Basic electricity for Africa’s 600 million disconnected citizens will always be more important than internet, according to AfricaCom 2016’s keynote speakers.
The keynote sessions on the opening day of AfricaCom here in Cape Town delivered something of a reality check, with speakers agreeing in unison that providing basic electricity to everyone is the first and foremost.
The theme of this year’s show is economic development and social empowerment through digital connectivity. While there was lots of talk about closing the digital divide and how GDP in South Africa alone can jump up 1.4% in the next year, speakers from the South African Government, Facebook, Intelsat and entrepreneurial backgrounds united in saying this all means nothing if we can’t get fundamental power to the 600 million African citizens currently without electricity.
Just to reiterate: 600 million people don’t have electricity in Africa; that’s nearly twice the total population of the USA.
This was embodied perfectly during a talk from Thione Niang, who co-founded Akon Lighting Africa, which actively works in delivering low-cost solar power to Africans across the continent. The message in Niang’s talk was clear: if we don’t want to miss out on another generation of youthful innovation, let’s get electricity and lighting to everyone first, then we can start getting everyone online.
In rural societies across Africa where power is less of an issue, the importance of cellular connectivity cannot be understated. In a presentation from Intelsat, VP EMEA Jean Philippe Gillet told a story which emphasised firstly how much of a challenge connecting some towns can be, but also of how important it is for that town once cellular has arrived.
A project with Vodacom to deliver a solar-powered satellite-connected cell tower in the DRC town of Numbi involved geographical, logistical and safety challenges. Workers from Vodacom, with the help of villagers, had to carry the individual components of the cell tower by hand (a combined total weight of 2,660 kg) nearly 30 kilometres due to a lack of road coupled with rolling, slippery hills across the town. Because of the difficulty in accessing the town combined with security concerns the engineering team from Vodacom had to complete the construction of the tower in a single visit.
The result, however, saw a previously disconnected town now readied with cellular connectivity for the first time. Gillet explained while there is a 24-hour security presence around the tower, the threat of vandalism, theft or destruction is less of a concern for this particular tower because of its importance to the town. Villagers are said to be actively helping to protect the tower.
The case of Vodacom in Numbi is just one of the many, many examples ongoing across the continent today. Africa is the world’s fastest growing mobile region. Back in 2010, until about 2013, African mobile traffic growth tracked substantially below the global average. However, since then the trend has reversed; global traffic growth has plateaued somewhat, while African uptake is on an almost exponential curve upwards.
One of the final presentations of the day came from the minister for telecommunications for South Africa, Minister Dr. Siyabonga Cyprian Cwele. Cwele welcomed anyone, from anywhere in the world, who wanted to aid the development of Africa’s connectivity ambitions.

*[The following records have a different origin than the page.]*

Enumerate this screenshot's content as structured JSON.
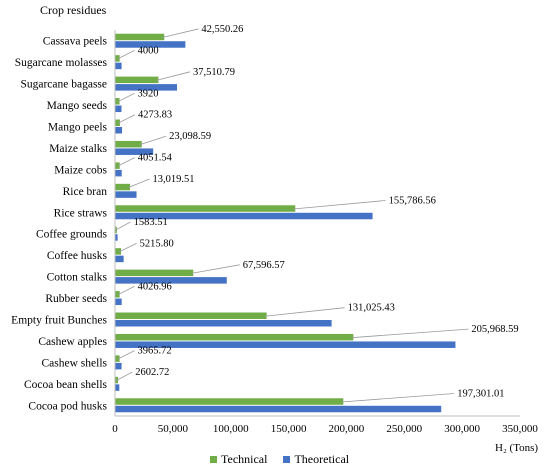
{
  "chart_data": {
    "type": "bar",
    "orientation": "horizontal",
    "title": "Crop residues",
    "xlabel": "H₂ (Tons)",
    "xlim": [
      0,
      350000
    ],
    "xticks": [
      0,
      50000,
      100000,
      150000,
      200000,
      250000,
      300000,
      350000
    ],
    "xtick_labels": [
      "0",
      "50,000",
      "100,000",
      "150,000",
      "200,000",
      "250,000",
      "300,000",
      "350,000"
    ],
    "grid": false,
    "legend_position": "bottom",
    "categories": [
      "Cassava peels",
      "Sugarcane molasses",
      "Sugarcane bagasse",
      "Mango seeds",
      "Mango peels",
      "Maize stalks",
      "Maize cobs",
      "Rice bran",
      "Rice straws",
      "Coffee grounds",
      "Coffee husks",
      "Cotton stalks",
      "Rubber seeds",
      "Empty fruit Bunches",
      "Cashew apples",
      "Cashew shells",
      "Cocoa bean shells",
      "Cocoa pod husks"
    ],
    "series": [
      {
        "name": "Technical",
        "color": "#70ad47",
        "values": [
          42550.26,
          4000,
          37510.79,
          3920,
          4273.83,
          23098.59,
          4051.54,
          13019.51,
          155786.56,
          1583.51,
          5215.8,
          67596.57,
          4026.96,
          131025.43,
          205968.59,
          3965.72,
          2602.72,
          197301.01
        ]
      },
      {
        "name": "Theoretical",
        "color": "#4472c4",
        "values": [
          60800,
          5700,
          53600,
          5600,
          6100,
          33000,
          5800,
          18600,
          222600,
          2260,
          7450,
          96600,
          5750,
          187200,
          294200,
          5670,
          3720,
          281900
        ]
      }
    ],
    "data_labels": [
      "42,550.26",
      "4000",
      "37,510.79",
      "3920",
      "4273.83",
      "23,098.59",
      "4051.54",
      "13,019.51",
      "155,786.56",
      "1583.51",
      "5215.80",
      "67,596.57",
      "4026.96",
      "131,025.43",
      "205,968.59",
      "3965.72",
      "2602.72",
      "197,301.01"
    ]
  },
  "legend": {
    "technical_label": "Technical",
    "theoretical_label": "Theoretical"
  }
}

“Bridging the digital divide is our collective responsibility, not just the government’s, not just businesses, but everybody’s,” he said. “I’m just a villager, I don’t know technology. But together with everyone here we are trying to overcome the challenges facing the African market. Collaboration across countries is very important, because we’re very small across borders, but if we hold hands we become an attractive proposition to external investment.
“I’m really urging everyone here to help translate technology into our own languages, the government doesn’t necessarily have the capacity to do it on its own, so we need to work with entrepreneurs and everyone else out there. In short, if we can do that and partner with everyone we can, then they’ll all say the same thing.
“In the past, we used to fight with spears, but now it’s time to put those spears away and use tablets to fight against our digital emancipation.”
While many parts of the exhibition floor were talking about 4K video streaming, superfast broadband, LTE-A or in some parts 5G; the message from the keynote speakers was quite clear. Let’s get connectivity sorted at a grass roots level; let us get everyone powered first and then connected; let’s walk before we run; and let’s close the digital divide by doing the basics right first.